Dez
18
So
2022
Frau Holle & Die Rauhnächte @ Pasinger Fabrik, Kleine Bühne
Dez 18 um 20:00 – 21:00

Dieser Winter in der Pasinger Fabrik wird märchenhaft und mit den Geschichten Christopher Weidner (Die Stadtspürer) umso mystischer.

„Frau Holle und die Raunächte“

Wer kennt sie nicht, die betuliche ältere Dame aus dem gleichnamigen Grimmschen Märchen, die gute Frau Holle. Sie belohnt die Fleißige und bestraft die Faule. Doch was nicht jeder weiß: Diese gestrenge Alte hat viele Gesichter! Und sie ist beileibe nicht nur in den Kinder- und Hausmärchen zuhause. Auch in Süddeutschland treibt sie sich herum, dort wird sie die Perchta genannt. In ihrem Gefolge die wilden Perchten. Mit diesen zieht sie in jenen unheimlichen Nächten zwischen den Jahren, den Raunächten, durch die Lüfte, auf wilder Jagd.

In diesem Vortrag zeigt Christopher Weidner (Die Stadtspürer), wie durch die Sagen der Frau Holle und Perchta die Gestalt einer vorchristlichen Großen Göttin schimmert, die zu einer Dämonin verteufelt und in Märchen verniedlicht wurde – und doch die Verkörperung der Natur selbst ist.
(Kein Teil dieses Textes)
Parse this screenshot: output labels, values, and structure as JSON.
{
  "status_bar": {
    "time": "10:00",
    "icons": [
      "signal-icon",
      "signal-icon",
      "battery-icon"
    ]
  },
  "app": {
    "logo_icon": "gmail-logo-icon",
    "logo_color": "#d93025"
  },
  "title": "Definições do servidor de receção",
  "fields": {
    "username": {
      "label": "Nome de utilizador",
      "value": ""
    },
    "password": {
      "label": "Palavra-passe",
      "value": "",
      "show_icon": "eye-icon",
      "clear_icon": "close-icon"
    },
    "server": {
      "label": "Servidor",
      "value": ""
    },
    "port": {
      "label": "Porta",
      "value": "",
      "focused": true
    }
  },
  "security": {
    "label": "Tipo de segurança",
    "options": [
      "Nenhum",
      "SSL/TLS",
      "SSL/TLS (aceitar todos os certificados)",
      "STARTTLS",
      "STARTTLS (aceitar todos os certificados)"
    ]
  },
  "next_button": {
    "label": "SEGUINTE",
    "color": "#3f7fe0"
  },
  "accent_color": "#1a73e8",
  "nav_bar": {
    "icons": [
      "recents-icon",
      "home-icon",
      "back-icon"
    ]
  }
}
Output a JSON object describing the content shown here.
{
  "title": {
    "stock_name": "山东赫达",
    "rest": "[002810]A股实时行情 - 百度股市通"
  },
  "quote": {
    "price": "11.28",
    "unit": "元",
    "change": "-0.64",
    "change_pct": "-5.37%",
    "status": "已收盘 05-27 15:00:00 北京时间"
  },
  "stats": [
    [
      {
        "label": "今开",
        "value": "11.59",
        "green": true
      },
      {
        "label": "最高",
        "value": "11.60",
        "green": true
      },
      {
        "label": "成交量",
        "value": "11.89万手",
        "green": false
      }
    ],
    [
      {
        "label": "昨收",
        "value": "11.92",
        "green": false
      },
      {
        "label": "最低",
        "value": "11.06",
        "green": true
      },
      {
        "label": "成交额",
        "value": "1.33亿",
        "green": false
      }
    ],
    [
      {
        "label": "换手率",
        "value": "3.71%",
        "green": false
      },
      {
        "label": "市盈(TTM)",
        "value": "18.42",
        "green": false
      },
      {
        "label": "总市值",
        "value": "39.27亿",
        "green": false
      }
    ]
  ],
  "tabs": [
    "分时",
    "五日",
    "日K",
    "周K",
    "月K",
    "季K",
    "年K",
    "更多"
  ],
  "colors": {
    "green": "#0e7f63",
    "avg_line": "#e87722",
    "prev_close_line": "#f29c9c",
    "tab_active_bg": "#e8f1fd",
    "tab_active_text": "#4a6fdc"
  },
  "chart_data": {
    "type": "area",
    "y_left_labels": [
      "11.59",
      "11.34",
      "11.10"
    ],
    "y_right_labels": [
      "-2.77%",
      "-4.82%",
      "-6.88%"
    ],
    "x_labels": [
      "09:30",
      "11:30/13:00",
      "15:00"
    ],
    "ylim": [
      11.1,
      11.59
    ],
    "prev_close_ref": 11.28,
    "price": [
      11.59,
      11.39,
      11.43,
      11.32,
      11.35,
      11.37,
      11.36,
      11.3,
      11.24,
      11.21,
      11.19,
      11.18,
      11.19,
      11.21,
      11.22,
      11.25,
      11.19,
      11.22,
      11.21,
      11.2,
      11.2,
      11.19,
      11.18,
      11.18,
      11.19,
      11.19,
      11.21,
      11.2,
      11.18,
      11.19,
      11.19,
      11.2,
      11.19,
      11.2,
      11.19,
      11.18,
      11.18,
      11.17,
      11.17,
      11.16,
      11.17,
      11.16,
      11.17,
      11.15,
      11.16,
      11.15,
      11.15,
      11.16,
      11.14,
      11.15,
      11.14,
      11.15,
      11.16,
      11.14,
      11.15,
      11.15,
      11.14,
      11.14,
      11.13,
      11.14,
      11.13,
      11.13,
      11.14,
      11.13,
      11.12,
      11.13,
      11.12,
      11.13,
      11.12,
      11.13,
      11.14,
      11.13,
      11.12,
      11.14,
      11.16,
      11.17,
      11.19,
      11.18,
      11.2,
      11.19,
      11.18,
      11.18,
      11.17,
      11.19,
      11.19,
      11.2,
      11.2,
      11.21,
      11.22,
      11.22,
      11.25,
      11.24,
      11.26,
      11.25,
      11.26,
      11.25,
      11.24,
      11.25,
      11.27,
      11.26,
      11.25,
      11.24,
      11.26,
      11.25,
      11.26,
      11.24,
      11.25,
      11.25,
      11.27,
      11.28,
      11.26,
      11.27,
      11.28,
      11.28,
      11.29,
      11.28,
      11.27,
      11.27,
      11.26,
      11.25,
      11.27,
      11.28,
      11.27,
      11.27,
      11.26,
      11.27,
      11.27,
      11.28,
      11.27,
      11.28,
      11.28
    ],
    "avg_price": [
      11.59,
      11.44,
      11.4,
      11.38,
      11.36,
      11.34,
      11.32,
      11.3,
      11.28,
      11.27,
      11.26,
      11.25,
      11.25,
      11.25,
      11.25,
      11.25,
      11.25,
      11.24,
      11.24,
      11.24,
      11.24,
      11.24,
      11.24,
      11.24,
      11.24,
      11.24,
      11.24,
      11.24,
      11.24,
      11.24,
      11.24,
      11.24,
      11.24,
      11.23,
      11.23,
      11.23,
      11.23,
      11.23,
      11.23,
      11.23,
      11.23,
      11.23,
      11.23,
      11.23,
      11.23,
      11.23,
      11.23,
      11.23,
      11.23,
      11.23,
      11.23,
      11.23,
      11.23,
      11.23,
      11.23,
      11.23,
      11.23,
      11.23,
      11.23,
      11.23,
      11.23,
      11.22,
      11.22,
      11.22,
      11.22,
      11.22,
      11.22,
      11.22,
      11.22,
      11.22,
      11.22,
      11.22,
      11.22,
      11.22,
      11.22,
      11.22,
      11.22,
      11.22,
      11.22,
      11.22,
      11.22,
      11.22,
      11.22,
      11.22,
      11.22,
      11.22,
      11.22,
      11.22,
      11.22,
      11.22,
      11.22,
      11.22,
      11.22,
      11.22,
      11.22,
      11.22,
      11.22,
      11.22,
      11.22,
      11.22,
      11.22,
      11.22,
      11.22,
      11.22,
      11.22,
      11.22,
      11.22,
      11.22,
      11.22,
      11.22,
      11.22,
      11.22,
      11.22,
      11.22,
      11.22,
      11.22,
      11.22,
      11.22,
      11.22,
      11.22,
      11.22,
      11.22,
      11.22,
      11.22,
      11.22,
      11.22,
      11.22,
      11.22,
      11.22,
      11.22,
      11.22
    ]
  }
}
Und warum die Raunächte eine Zeit sind, in denen wir ihre ungebrochene Gegenwart besonders gut erspüren können.

Vor den Vorträgen empfehlen wir einen Besuch im Märchenwald im Hof der Pasinger Fabrik oder einen Besuch im Zusammenhang mit der Märchenoper „Hänsel & Gretel“.

Mehr Informationen zu den Stadtspürern „Mystisches München“ https://www.stadtspuerer.de/

Dez
30
Fr
2022
Dort, Wo der Wald am Dunkelsten Ist @ Pasinger Fabrik, Wagenhalle
Dez 30 um 19:00 – 20:00

Dieser Winter in der Pasinger Fabrik wird märchenhaft und mit den Geschichten Christopher Weidner (Die Stadtspürer) umso mystischer.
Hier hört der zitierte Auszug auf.